Cabelas Summer Sale section has these reel for $50. Thats pretty cheap.


----------



## CrawFish (Sep 23, 2003)

*Just Ordered*

I just ordered one for back up to my 5000xt. 

Thanks OldBay!


----------



## can't fish today (Oct 8, 2003)

Thanks OldBay. I've looked at those since the earlier post when they were a little more. I picked up the 5000 and 5500. I can hardly wait to try these out in September. 









CFT


----------



## ericlr (Jun 22, 2004)

THANKS FOR THE HEADS UP!!!!

The 6000 was sold out but I did pick up a 5500. I'm excited as this is my first quality surf reel.

E


----------



## Big Rad (May 19, 2003)

*I ordered two*

Thanks Oldbay. I just had two different reels go belly up on me. I hope these are "casters"  I'll be getting mine on Tuesday!


----------



## CrawFish (Sep 23, 2003)

Got mine yesterday. Now the other one won't feel lonely.


----------



## ericlr (Jun 22, 2004)

HELP!

What are you guys going to mate your's to?

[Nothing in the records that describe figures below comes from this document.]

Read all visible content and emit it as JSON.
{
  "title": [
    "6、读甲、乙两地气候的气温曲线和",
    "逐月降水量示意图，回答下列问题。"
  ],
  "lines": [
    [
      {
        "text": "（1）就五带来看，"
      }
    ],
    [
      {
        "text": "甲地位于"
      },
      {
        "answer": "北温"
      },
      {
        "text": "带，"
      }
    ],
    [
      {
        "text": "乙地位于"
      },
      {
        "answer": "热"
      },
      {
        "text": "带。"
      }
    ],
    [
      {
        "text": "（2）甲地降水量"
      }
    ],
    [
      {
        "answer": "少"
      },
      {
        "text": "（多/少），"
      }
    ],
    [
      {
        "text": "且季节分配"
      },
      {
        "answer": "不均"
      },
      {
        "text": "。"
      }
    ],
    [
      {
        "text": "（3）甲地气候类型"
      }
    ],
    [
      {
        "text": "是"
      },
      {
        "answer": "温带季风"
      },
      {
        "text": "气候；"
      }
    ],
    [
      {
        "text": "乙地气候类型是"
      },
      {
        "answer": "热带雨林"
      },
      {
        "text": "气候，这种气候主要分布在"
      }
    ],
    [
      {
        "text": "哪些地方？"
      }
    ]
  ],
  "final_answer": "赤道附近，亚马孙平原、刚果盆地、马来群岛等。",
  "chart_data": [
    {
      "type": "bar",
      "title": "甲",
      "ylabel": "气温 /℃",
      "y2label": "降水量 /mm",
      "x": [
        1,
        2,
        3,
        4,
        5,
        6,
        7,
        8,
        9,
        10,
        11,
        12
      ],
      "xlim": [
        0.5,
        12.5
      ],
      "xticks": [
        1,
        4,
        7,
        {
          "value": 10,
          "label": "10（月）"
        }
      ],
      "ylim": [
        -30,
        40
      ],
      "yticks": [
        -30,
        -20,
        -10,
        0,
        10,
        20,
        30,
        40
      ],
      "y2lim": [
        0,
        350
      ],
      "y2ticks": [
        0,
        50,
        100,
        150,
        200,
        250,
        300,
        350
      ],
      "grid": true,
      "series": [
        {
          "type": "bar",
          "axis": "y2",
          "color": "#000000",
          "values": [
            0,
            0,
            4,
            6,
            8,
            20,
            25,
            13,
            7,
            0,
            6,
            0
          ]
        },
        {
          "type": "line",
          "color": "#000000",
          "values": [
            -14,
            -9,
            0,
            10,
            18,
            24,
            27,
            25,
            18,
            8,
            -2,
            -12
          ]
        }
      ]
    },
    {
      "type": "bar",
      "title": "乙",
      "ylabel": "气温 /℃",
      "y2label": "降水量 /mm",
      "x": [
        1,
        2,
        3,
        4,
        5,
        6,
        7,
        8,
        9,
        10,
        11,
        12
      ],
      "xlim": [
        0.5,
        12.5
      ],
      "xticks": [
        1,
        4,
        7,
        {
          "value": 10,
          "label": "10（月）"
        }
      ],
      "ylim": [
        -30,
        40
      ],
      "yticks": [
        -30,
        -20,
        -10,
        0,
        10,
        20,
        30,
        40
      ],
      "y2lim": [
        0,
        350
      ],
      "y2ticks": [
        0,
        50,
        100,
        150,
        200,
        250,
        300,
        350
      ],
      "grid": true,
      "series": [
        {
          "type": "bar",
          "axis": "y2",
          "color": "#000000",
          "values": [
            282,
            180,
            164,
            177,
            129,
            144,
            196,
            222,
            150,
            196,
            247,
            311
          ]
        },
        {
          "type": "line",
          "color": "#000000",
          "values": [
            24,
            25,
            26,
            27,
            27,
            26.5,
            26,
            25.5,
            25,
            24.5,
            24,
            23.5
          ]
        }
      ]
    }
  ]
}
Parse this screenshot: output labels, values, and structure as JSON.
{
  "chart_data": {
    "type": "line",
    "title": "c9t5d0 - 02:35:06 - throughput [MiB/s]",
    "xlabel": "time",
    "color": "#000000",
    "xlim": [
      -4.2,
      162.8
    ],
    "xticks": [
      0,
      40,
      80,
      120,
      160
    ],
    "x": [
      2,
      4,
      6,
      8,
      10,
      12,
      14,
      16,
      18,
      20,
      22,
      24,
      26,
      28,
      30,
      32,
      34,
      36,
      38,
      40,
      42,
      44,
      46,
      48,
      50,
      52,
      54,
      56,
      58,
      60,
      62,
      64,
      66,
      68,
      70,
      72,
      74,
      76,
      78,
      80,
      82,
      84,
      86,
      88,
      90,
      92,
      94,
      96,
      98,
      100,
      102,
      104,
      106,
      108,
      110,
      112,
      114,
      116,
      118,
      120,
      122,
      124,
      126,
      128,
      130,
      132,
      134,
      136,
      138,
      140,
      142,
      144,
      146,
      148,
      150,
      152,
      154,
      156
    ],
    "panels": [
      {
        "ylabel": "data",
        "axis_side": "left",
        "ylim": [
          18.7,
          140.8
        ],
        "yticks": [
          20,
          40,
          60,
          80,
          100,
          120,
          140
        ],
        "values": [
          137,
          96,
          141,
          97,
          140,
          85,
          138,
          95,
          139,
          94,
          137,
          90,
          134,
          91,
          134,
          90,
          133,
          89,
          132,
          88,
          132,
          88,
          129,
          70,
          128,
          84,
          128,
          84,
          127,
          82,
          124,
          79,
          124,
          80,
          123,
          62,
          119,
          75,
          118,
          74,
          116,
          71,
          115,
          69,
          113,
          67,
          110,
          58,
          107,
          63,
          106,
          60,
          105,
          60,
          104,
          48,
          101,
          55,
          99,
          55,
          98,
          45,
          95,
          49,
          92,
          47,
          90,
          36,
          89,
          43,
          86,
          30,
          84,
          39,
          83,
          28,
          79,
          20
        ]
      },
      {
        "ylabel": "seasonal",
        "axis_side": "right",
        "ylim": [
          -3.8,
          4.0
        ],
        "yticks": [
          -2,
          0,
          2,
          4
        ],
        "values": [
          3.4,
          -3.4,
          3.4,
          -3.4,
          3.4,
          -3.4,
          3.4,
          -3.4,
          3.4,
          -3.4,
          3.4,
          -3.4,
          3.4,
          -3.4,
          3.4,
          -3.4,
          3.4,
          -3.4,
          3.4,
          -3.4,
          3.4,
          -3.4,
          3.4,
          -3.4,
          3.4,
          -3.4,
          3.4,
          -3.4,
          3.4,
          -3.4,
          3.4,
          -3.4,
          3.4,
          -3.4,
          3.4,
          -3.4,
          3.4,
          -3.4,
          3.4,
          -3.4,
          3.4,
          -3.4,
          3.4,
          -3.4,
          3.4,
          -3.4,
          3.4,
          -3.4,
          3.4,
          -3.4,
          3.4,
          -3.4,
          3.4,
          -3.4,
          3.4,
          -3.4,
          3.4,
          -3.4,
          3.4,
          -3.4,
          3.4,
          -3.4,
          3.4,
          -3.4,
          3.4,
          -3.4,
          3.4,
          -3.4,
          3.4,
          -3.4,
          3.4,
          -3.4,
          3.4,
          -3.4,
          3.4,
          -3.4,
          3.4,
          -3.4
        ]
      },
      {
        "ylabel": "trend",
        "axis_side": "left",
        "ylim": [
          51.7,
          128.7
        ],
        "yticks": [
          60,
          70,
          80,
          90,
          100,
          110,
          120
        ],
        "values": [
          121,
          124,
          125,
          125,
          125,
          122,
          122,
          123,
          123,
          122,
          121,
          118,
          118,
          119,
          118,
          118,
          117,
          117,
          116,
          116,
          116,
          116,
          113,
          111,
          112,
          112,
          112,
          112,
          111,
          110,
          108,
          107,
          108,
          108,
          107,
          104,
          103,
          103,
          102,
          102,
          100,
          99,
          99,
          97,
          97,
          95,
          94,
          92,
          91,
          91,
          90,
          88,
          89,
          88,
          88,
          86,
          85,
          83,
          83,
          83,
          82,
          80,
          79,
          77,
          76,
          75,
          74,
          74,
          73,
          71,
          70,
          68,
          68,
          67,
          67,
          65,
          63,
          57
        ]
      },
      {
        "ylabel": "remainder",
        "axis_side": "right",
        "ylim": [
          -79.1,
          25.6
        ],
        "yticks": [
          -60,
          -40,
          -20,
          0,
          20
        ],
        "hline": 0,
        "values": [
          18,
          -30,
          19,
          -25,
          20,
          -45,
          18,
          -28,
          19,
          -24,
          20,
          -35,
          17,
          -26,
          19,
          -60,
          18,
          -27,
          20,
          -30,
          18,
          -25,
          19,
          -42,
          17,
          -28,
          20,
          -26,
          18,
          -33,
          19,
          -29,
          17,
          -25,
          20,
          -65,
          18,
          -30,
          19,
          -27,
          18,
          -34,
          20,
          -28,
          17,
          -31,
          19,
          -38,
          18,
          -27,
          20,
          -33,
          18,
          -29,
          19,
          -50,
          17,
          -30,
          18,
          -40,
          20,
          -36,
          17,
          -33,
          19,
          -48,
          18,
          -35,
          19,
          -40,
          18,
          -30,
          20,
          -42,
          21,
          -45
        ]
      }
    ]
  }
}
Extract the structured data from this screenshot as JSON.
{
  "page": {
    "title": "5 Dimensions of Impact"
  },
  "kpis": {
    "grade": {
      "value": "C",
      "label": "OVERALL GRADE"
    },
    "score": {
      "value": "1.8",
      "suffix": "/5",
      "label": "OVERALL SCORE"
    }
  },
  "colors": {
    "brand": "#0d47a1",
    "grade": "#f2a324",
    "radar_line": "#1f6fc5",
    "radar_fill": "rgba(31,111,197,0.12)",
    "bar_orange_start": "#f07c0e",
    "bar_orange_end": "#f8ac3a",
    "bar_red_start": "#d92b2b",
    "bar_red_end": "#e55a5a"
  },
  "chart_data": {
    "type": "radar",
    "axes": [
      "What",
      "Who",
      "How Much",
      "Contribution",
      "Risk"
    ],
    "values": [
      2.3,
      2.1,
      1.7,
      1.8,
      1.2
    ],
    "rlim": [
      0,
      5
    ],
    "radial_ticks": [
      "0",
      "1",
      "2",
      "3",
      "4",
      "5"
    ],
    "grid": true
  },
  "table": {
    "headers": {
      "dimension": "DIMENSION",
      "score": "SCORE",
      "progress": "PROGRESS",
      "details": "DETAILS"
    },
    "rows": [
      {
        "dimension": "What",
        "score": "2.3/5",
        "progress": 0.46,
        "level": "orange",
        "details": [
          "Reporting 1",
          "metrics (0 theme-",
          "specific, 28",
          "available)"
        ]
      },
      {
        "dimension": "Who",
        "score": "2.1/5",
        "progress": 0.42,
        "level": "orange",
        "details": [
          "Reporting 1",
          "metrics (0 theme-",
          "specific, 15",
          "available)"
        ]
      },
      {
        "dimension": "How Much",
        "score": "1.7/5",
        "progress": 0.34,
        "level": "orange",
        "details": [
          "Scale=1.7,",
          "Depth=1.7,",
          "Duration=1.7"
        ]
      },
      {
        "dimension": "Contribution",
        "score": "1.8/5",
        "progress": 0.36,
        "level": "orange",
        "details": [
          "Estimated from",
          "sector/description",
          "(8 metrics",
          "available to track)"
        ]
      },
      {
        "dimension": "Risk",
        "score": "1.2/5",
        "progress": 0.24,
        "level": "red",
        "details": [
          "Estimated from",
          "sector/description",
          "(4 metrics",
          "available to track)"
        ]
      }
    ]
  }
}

Do you already have a rod, or are you shopping like me? As you can tel, I'm desperate and could use some input.

E


----------



## CrawFish (Sep 23, 2003)

I have 2 penn spinfishers big game surf 11foot, 1M action 2-6 and 1H 2-8. I have seen people match it up with the Salaris 11 or 12. This set up will get your bait out there. The OM's are good, but too heavy IMO. Anything below 10ft is too short for this reel, I would think, unless you're on the pier.


----------



## Big Rad (May 19, 2003)

ericlr said:


> HELP!
> 
> What are you guys going to mate your's to?
> 
> ...


The 5500 is going on a MH 12 footer
The next smallest is going on my son's 12 foot MH ugly stick (noodle tip)


----------



## ericlr (Jun 22, 2004)

I have seen the term "noodle rod" or "tip" on ebay and other sites. What is it, slang for soft tip(fast action)?


----------